J’ai écrit un livre sans m’en rendre compte. Tout était là, sous mes yeux, com­pi­lé au fur et à mesure du temps ; c’est à peine si je m’en suis aper­çu. Trois ans après être reve­nu de Tur­quie, j’ai écrit des cen­taines de lignes sur mes car­nets et dans mes cahiers, je les ai trans­for­mées en billets pour mon blog, agré­men­tées des pho­tos que j’ai pris un soin infi­ni à trier, à retou­cher, à docu­men­ter d’i­mages pour par­ler d’ar­chi­tec­ture ou de reli­gion et faire de mes écrits quelque chose de com­pact, don­nant une image au plus près de ce que j’ai res­sen­ti lors de mes voyages, tou­jours très denses en émo­tions et en infor­ma­tions de toute sorte qu’on ne peut livrer telles quelles sans les retra­vailler pour en ébar­ber les contours. Je ne me com­pare pas à Nico­las Bou­vier, mais je com­prends mieux pour­quoi il a mis près de vingt ans à accou­cher de L’u­sage du monde. Il y a une dimen­sion de matu­ra­tion qui ne peut que prendre du temps. Tous les fabri­cants de vins ou de fro­mages vous le diront.

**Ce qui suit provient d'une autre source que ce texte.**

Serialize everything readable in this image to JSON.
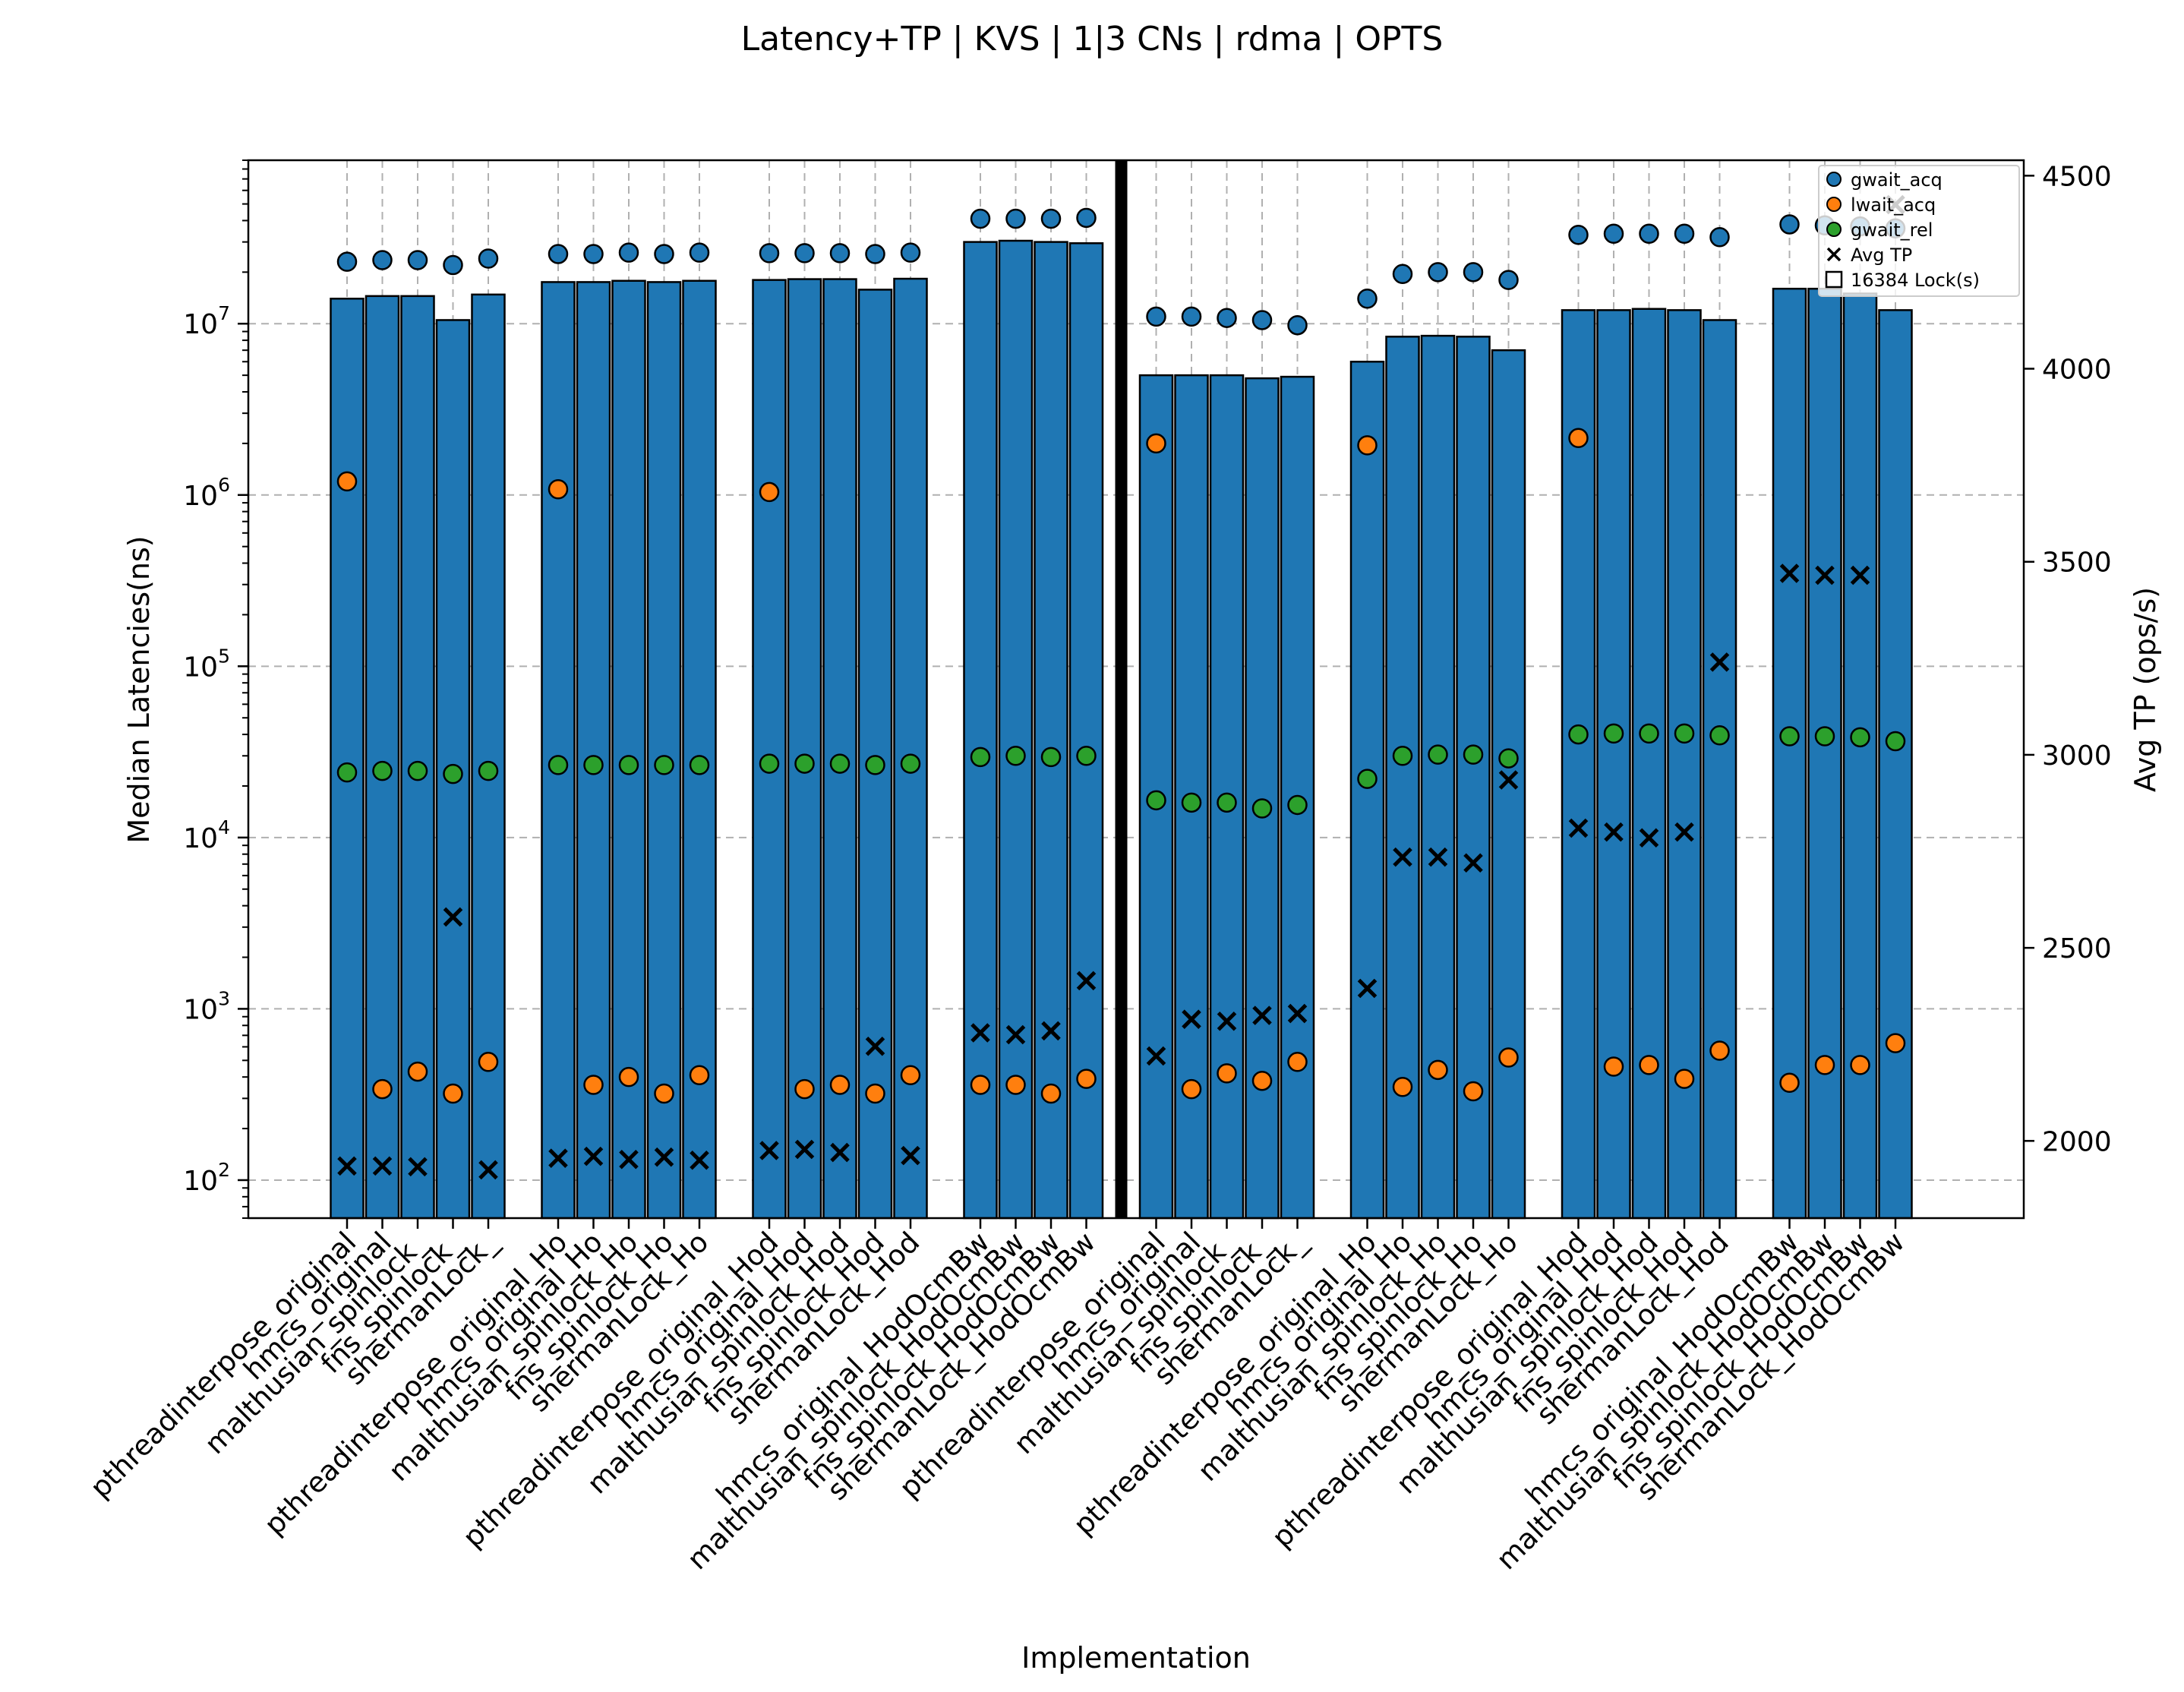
{
  "chart_data": {
    "type": "bar",
    "title": "Latency+TP | KVS | 1|3 CNs | rdma | OPTS",
    "xlabel": "Implementation",
    "ylabel": "Median Latencies(ns)",
    "y2label": "Avg TP (ops/s)",
    "yscale": "log",
    "ylim": [
      60,
      90000000
    ],
    "y_ticks": [
      100,
      1000,
      10000,
      100000,
      1000000,
      10000000
    ],
    "y_tick_labels": [
      {
        "b": "10",
        "e": "2"
      },
      {
        "b": "10",
        "e": "3"
      },
      {
        "b": "10",
        "e": "4"
      },
      {
        "b": "10",
        "e": "5"
      },
      {
        "b": "10",
        "e": "6"
      },
      {
        "b": "10",
        "e": "7"
      }
    ],
    "y2lim": [
      1800,
      4540
    ],
    "y2_ticks": [
      2000,
      2500,
      3000,
      3500,
      4000,
      4500
    ],
    "y2_tick_labels": [
      "2000",
      "2500",
      "3000",
      "3500",
      "4000",
      "4500"
    ],
    "grid": true,
    "legend_position": "top-right",
    "legend": [
      {
        "label": "gwait_acq",
        "marker": "circle",
        "color": "#1f77b4"
      },
      {
        "label": "lwait_acq",
        "marker": "circle",
        "color": "#ff7f0e"
      },
      {
        "label": "gwait_rel",
        "marker": "circle",
        "color": "#2ca02c"
      },
      {
        "label": "Avg TP",
        "marker": "x",
        "color": "#000000"
      },
      {
        "label": "16384 Lock(s)",
        "marker": "square",
        "color": "#ffffff"
      }
    ],
    "colors": {
      "bar": "#1f77b4",
      "gwait_acq": "#1f77b4",
      "lwait_acq": "#ff7f0e",
      "gwait_rel": "#2ca02c",
      "avg_tp": "#000000"
    },
    "divider_after_group": 3,
    "groups": [
      {
        "categories": [
          "pthreadinterpose_original",
          "hmcs_original",
          "malthusian_spinlock_",
          "fns_spinlock_",
          "shermanLock_"
        ],
        "bar_values": [
          14000000,
          14500000,
          14500000,
          10500000,
          14800000
        ],
        "gwait_acq": [
          23000000,
          23500000,
          23500000,
          22000000,
          24000000
        ],
        "lwait_acq": [
          1200000,
          340,
          430,
          320,
          490
        ],
        "gwait_rel": [
          24000,
          24500,
          24500,
          23500,
          24500
        ],
        "avg_tp": [
          1935,
          1935,
          1933,
          2580,
          1925
        ]
      },
      {
        "categories": [
          "pthreadinterpose_original_Ho",
          "hmcs_original_Ho",
          "malthusian_spinlock_Ho",
          "fns_spinlock_Ho",
          "shermanLock_Ho"
        ],
        "bar_values": [
          17500000,
          17500000,
          17800000,
          17500000,
          17800000
        ],
        "gwait_acq": [
          25500000,
          25500000,
          26000000,
          25500000,
          26000000
        ],
        "lwait_acq": [
          1080000,
          360,
          400,
          320,
          410
        ],
        "gwait_rel": [
          26500,
          26500,
          26500,
          26500,
          26500
        ],
        "avg_tp": [
          1955,
          1960,
          1952,
          1958,
          1950
        ]
      },
      {
        "categories": [
          "pthreadinterpose_original_Hod",
          "hmcs_original_Hod",
          "malthusian_spinlock_Hod",
          "fns_spinlock_Hod",
          "shermanLock_Hod"
        ],
        "bar_values": [
          18000000,
          18200000,
          18200000,
          15800000,
          18300000
        ],
        "gwait_acq": [
          25800000,
          25800000,
          25800000,
          25500000,
          26000000
        ],
        "lwait_acq": [
          1040000,
          340,
          360,
          320,
          410
        ],
        "gwait_rel": [
          27000,
          27000,
          27000,
          26500,
          27000
        ],
        "avg_tp": [
          1975,
          1978,
          1970,
          2245,
          1962
        ]
      },
      {
        "categories": [
          "hmcs_original_HodOcmBw",
          "malthusian_spinlock_HodOcmBw",
          "fns_spinlock_HodOcmBw",
          "shermanLock_HodOcmBw"
        ],
        "bar_values": [
          30000000,
          30500000,
          30000000,
          29500000
        ],
        "gwait_acq": [
          41000000,
          41000000,
          41000000,
          41500000
        ],
        "lwait_acq": [
          360,
          360,
          320,
          390
        ],
        "gwait_rel": [
          29500,
          30000,
          29500,
          30000
        ],
        "avg_tp": [
          2280,
          2275,
          2285,
          2415
        ]
      },
      {
        "categories": [
          "pthreadinterpose_original",
          "hmcs_original",
          "malthusian_spinlock_",
          "fns_spinlock_",
          "shermanLock_"
        ],
        "bar_values": [
          5000000,
          5000000,
          5000000,
          4800000,
          4900000
        ],
        "gwait_acq": [
          11000000,
          11000000,
          10800000,
          10500000,
          9800000
        ],
        "lwait_acq": [
          2000000,
          340,
          420,
          380,
          490
        ],
        "gwait_rel": [
          16500,
          16000,
          16000,
          14800,
          15500
        ],
        "avg_tp": [
          2220,
          2315,
          2310,
          2325,
          2330
        ]
      },
      {
        "categories": [
          "pthreadinterpose_original_Ho",
          "hmcs_original_Ho",
          "malthusian_spinlock_Ho",
          "fns_spinlock_Ho",
          "shermanLock_Ho"
        ],
        "bar_values": [
          6000000,
          8400000,
          8500000,
          8400000,
          7000000
        ],
        "gwait_acq": [
          14000000,
          19500000,
          20000000,
          20000000,
          18000000
        ],
        "lwait_acq": [
          1950000,
          350,
          440,
          330,
          520
        ],
        "gwait_rel": [
          22000,
          30000,
          30500,
          30500,
          29000
        ],
        "avg_tp": [
          2395,
          2735,
          2735,
          2720,
          2935
        ]
      },
      {
        "categories": [
          "pthreadinterpose_original_Hod",
          "hmcs_original_Hod",
          "malthusian_spinlock_Hod",
          "fns_spinlock_Hod",
          "shermanLock_Hod"
        ],
        "bar_values": [
          12000000,
          12000000,
          12200000,
          12000000,
          10500000
        ],
        "gwait_acq": [
          33000000,
          33500000,
          33500000,
          33500000,
          32000000
        ],
        "lwait_acq": [
          2150000,
          460,
          470,
          390,
          570
        ],
        "gwait_rel": [
          40000,
          40500,
          40500,
          40500,
          39500
        ],
        "avg_tp": [
          2810,
          2800,
          2785,
          2800,
          3240
        ]
      },
      {
        "categories": [
          "hmcs_original_HodOcmBw",
          "malthusian_spinlock_HodOcmBw",
          "fns_spinlock_HodOcmBw",
          "shermanLock_HodOcmBw"
        ],
        "bar_values": [
          16000000,
          16000000,
          15000000,
          12000000
        ],
        "gwait_acq": [
          38000000,
          37500000,
          37000000,
          36000000
        ],
        "lwait_acq": [
          370,
          470,
          470,
          630
        ],
        "gwait_rel": [
          39000,
          39000,
          38500,
          36500
        ],
        "avg_tp": [
          3470,
          3465,
          3465,
          4425
        ]
      }
    ]
  }
}
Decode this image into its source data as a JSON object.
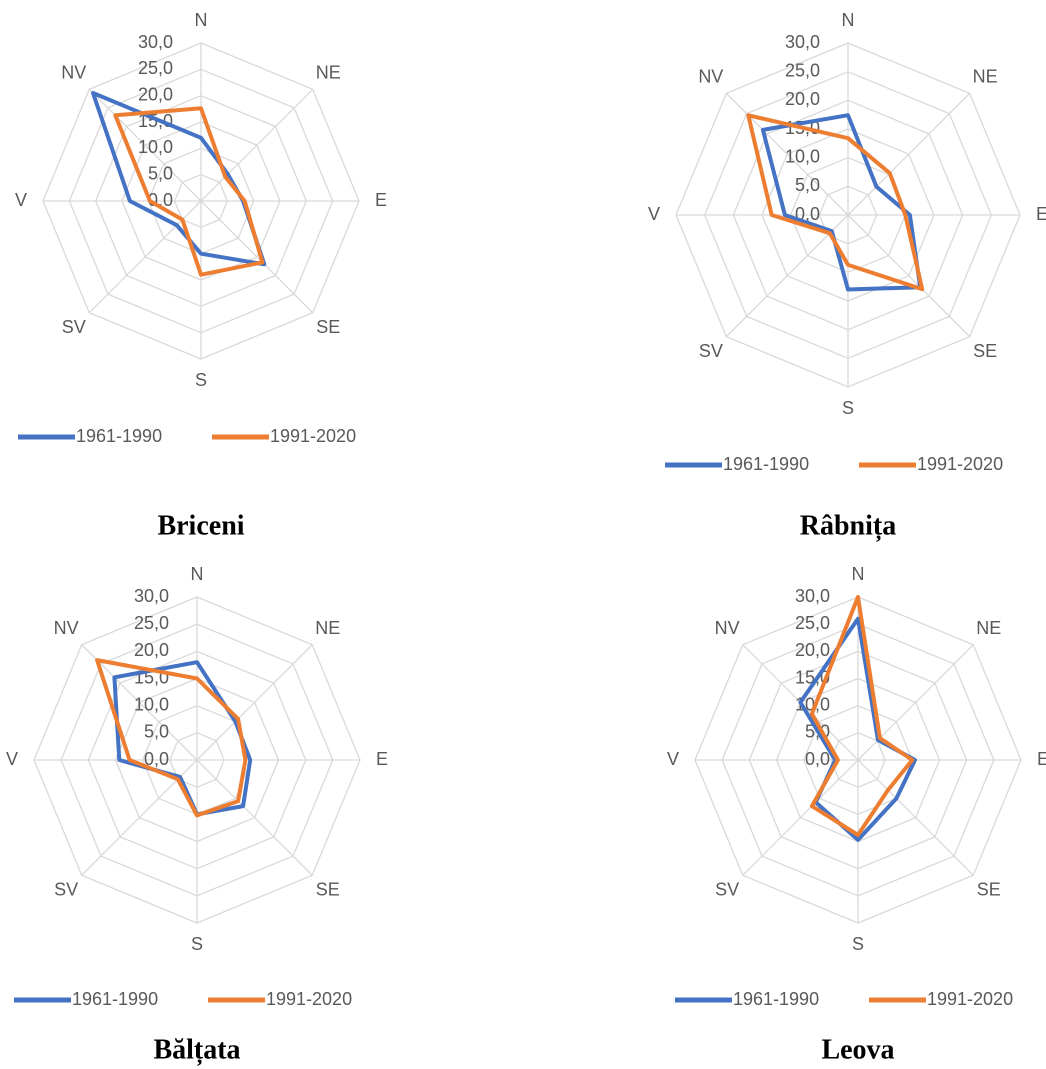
{
  "chart_data": [
    {
      "type": "radar",
      "title": "Briceni",
      "categories": [
        "N",
        "NE",
        "E",
        "SE",
        "S",
        "SV",
        "V",
        "NV"
      ],
      "rlim": [
        0,
        30
      ],
      "rticks": [
        {
          "value": 0,
          "label": "0,0"
        },
        {
          "value": 5,
          "label": "5,0"
        },
        {
          "value": 10,
          "label": "10,0"
        },
        {
          "value": 15,
          "label": "15,0"
        },
        {
          "value": 20,
          "label": "20,0"
        },
        {
          "value": 25,
          "label": "25,0"
        },
        {
          "value": 30,
          "label": "30,0"
        }
      ],
      "series": [
        {
          "name": "1961-1990",
          "color": "#4472c4",
          "values": [
            12,
            7.2,
            8,
            17,
            10,
            6.5,
            13.5,
            29
          ]
        },
        {
          "name": "1991-2020",
          "color": "#ed7d31",
          "values": [
            17.6,
            6.5,
            8.3,
            16.5,
            14,
            5,
            9.7,
            23
          ]
        }
      ]
    },
    {
      "type": "radar",
      "title": "Râbnița",
      "categories": [
        "N",
        "NE",
        "E",
        "SE",
        "S",
        "SV",
        "V",
        "NV"
      ],
      "rlim": [
        0,
        30
      ],
      "rticks": [
        {
          "value": 0,
          "label": "0,0"
        },
        {
          "value": 5,
          "label": "5,0"
        },
        {
          "value": 10,
          "label": "10,0"
        },
        {
          "value": 15,
          "label": "15,0"
        },
        {
          "value": 20,
          "label": "20,0"
        },
        {
          "value": 25,
          "label": "25,0"
        },
        {
          "value": 30,
          "label": "30,0"
        }
      ],
      "series": [
        {
          "name": "1961-1990",
          "color": "#4472c4",
          "values": [
            17.4,
            7,
            10.8,
            17.8,
            13,
            4,
            11,
            21
          ]
        },
        {
          "name": "1991-2020",
          "color": "#ed7d31",
          "values": [
            13.4,
            10.3,
            10,
            18.3,
            8.7,
            4.5,
            13.3,
            24.6
          ]
        }
      ]
    },
    {
      "type": "radar",
      "title": "Bălțata",
      "categories": [
        "N",
        "NE",
        "E",
        "SE",
        "S",
        "SV",
        "V",
        "NV"
      ],
      "rlim": [
        0,
        30
      ],
      "rticks": [
        {
          "value": 0,
          "label": "0,0"
        },
        {
          "value": 5,
          "label": "5,0"
        },
        {
          "value": 10,
          "label": "10,0"
        },
        {
          "value": 15,
          "label": "15,0"
        },
        {
          "value": 20,
          "label": "20,0"
        },
        {
          "value": 25,
          "label": "25,0"
        },
        {
          "value": 30,
          "label": "30,0"
        }
      ],
      "series": [
        {
          "name": "1961-1990",
          "color": "#4472c4",
          "values": [
            18,
            10,
            9.8,
            12,
            10,
            4.4,
            14.3,
            21.5
          ]
        },
        {
          "name": "1991-2020",
          "color": "#ed7d31",
          "values": [
            15,
            10.7,
            8.9,
            10.7,
            10.2,
            5,
            12.4,
            26
          ]
        }
      ]
    },
    {
      "type": "radar",
      "title": "Leova",
      "categories": [
        "N",
        "NE",
        "E",
        "SE",
        "S",
        "SV",
        "V",
        "NV"
      ],
      "rlim": [
        0,
        30
      ],
      "rticks": [
        {
          "value": 0,
          "label": "0,0"
        },
        {
          "value": 5,
          "label": "5,0"
        },
        {
          "value": 10,
          "label": "10,0"
        },
        {
          "value": 15,
          "label": "15,0"
        },
        {
          "value": 20,
          "label": "20,0"
        },
        {
          "value": 25,
          "label": "25,0"
        },
        {
          "value": 30,
          "label": "30,0"
        }
      ],
      "series": [
        {
          "name": "1961-1990",
          "color": "#4472c4",
          "values": [
            26,
            5.2,
            10.5,
            10,
            14.7,
            11,
            4.2,
            15
          ]
        },
        {
          "name": "1991-2020",
          "color": "#ed7d31",
          "values": [
            30,
            5.7,
            10,
            7.8,
            13.8,
            12,
            3.7,
            12
          ]
        }
      ]
    }
  ]
}
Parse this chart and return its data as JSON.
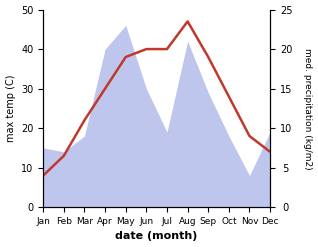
{
  "months": [
    "Jan",
    "Feb",
    "Mar",
    "Apr",
    "May",
    "Jun",
    "Jul",
    "Aug",
    "Sep",
    "Oct",
    "Nov",
    "Dec"
  ],
  "temperature": [
    8,
    13,
    22,
    30,
    38,
    40,
    40,
    47,
    38,
    28,
    18,
    14
  ],
  "precipitation_left_scale": [
    15,
    14,
    18,
    40,
    46,
    30,
    19,
    42,
    29,
    18,
    8,
    19
  ],
  "temp_color": "#c0392b",
  "precip_fill_color": "#b3bceb",
  "ylabel_left": "max temp (C)",
  "ylabel_right": "med. precipitation (kg/m2)",
  "xlabel": "date (month)",
  "ylim_left": [
    0,
    50
  ],
  "ylim_right": [
    0,
    25
  ],
  "background_color": "#ffffff"
}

Alors me voi­ci méta­mor­pho­sé en relec­teur, pas­sant de longues heures depuis quelques jours à retra­vailler mon texte qui me semble lourd par moment. Quelques petites épi­pha­nies me font bon­dir de plai­sir, par­fois. Le reste me semble pesant, ne me pro­cure aucune joie… Peut-être l’u­sure de la relec­ture. L’é­cri­ture ne res­semble en rien à la lec­ture. Le texte défile et l’im­pres­sion d’es­so­rer mes mots me le rend âpre et sans consis­tance. Dif­fi­cile dans ces condi­tions de savoir ce qu’il en est réel­le­ment. Pour le reste, ce seront les lec­teurs qui en déci­de­ront, mais je ne vais pas pou­voir retailler à l’in­fi­ni mon texte comme un dia­mant, au risque de me retrou­ver avec un caillou aux dimen­sions déri­soires. Je ne sais plus qui disait qu’é­crire, c’est d’a­bord enle­ver des mots, cou­per des phrases entières, réduire à sa plus simple expres­sion, comme une sauce qu’on fait réduire pour n’en recueillir qu’un liquide com­pact, concen­trant dans un infime volume toutes les saveurs néces­saires et primordiales.

De mon voyage en Thaï­lande, il me reste au final plus de pho­tos que de textes. C’est cer­tai­ne­ment la rai­son pour laquelle j’ai du mal à me lan­cer dans la rédac­tion de mes car­nets de voyage. Tant que ce ne sera pas fait, il y aura comme une impres­sion d’in­com­plé­tude et repar­tir sera dif­fi­cile. Il me reste l’hi­ver pour cela. En effet, février sera le moment pour repar­tir, je ne sais pas où encore, mais le besoin de tout lâcher se fait sentir.

Au creux de ce texte, ce sont mes deux car­nets de voyage en Tur­quie que j’ai déci­dé de com­pi­ler. Le troi­sième voyage n’y figu­re­ra pas tant il fut dif­fé­rent. A vrai dire, je ne sais pas encore com­ment l’a­bor­der, ni com­ment le bro­der. Les pièces sont encore là, sur mon bureau. Le temps a besoin de faire son œuvre encore quelques mois peut-être.

Je retourne à pré­sent sur mon bureau pour tailler dans le vif, décou­per les lamelles de viande séchée, débi­ter les cor­dons de cuir dans une peau encore fraîche. Dehors il fait soleil, un été qui s’é­tire comme un élas­tique, ten­du à bloc.